Born in 1697 to a naïve and inept Latin scholar and an intemperate, dissatisfied mother, Hogarth was apprenticed to an engraver, only to maneuver his way into tutelage from and assistantship to the court painter Sir James Thornhill. Hogarth’s family fractures when father Richard lands in debtors’ prison.
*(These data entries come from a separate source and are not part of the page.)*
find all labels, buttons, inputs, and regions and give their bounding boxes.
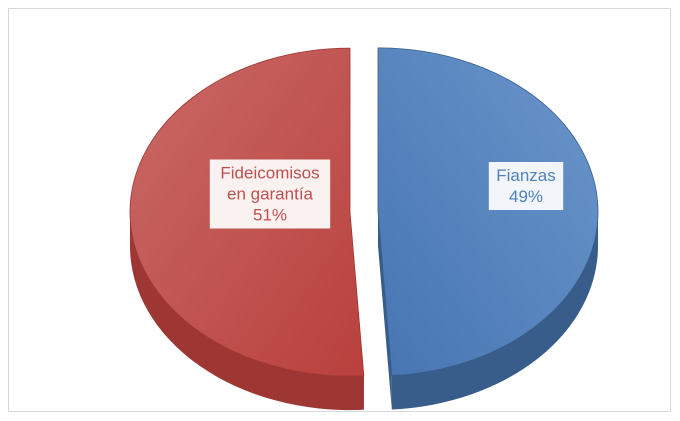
data-label-box xyxy=(488,162,564,210)
data-label-percent: 51% xyxy=(253,206,287,225)
data-label-name: Fideicomisos xyxy=(220,164,319,183)
data-label-name: en garantía xyxy=(227,185,314,204)
data-label-box xyxy=(209,159,331,229)
slice-cut-wall xyxy=(377,211,392,410)
slices-layer xyxy=(129,47,599,411)
data-label-name: Fianzas xyxy=(496,166,556,185)
slice-fideicomisos xyxy=(129,47,365,411)
slice-side-wall xyxy=(391,211,598,410)
data-label-percent: 49% xyxy=(509,187,543,206)
labels-layer: Fideicomisos en garantía 51% Fianzas 49% xyxy=(209,159,564,229)
slice-side-wall xyxy=(130,212,364,411)
slice-fianzas xyxy=(377,47,599,410)
slice-top-face xyxy=(377,47,599,376)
Mother and children are assisted by Anthony da Costa, a Portuguese-Jewish moneylender. In da Costa’s mansion, Hogarth glimpses Kate, a strumpet, the vision unleashing the artist’s lifelong appreciation for fleshly sensuality, the dark side of which becomes the incurable “French pox.” Apprenticing as an engraver, Hogarth frequents Lovejoy’s bagnio, there meeting John Rakesby, later revealed to be John Thornhill, son of Sir James, a prominent artist. Dean’s narrative of young Hogarth winnowing his way into Sir James’ household shines with authenticity, right down to Hogarth’s seduction of young Jane Thornhill. Dean’s deciphering of Hogarth’s art is as superb as his rendering of the streets of ribald and indecorous London, packed with drunks and thieves, privileged and poor. Dean offers the stories behind Hogarth’s seminal works—the South Seas Scheme, A Harlot’s Progress—and discusses Hogarth’s lobbying for the Engraver’s Copyright Act and support of Capt. Thomas Coram’s quest for a foundling hospital. The fictional autobiographical narrative of the robust and complicated, sensual and sensitive Hogarth intrigues, but what gives the book its resonance is Dean’s learned exploration of the depth and breadth—the sight, sound and stink—of Georgian London.
A brilliant exercise in imagination and storytelling.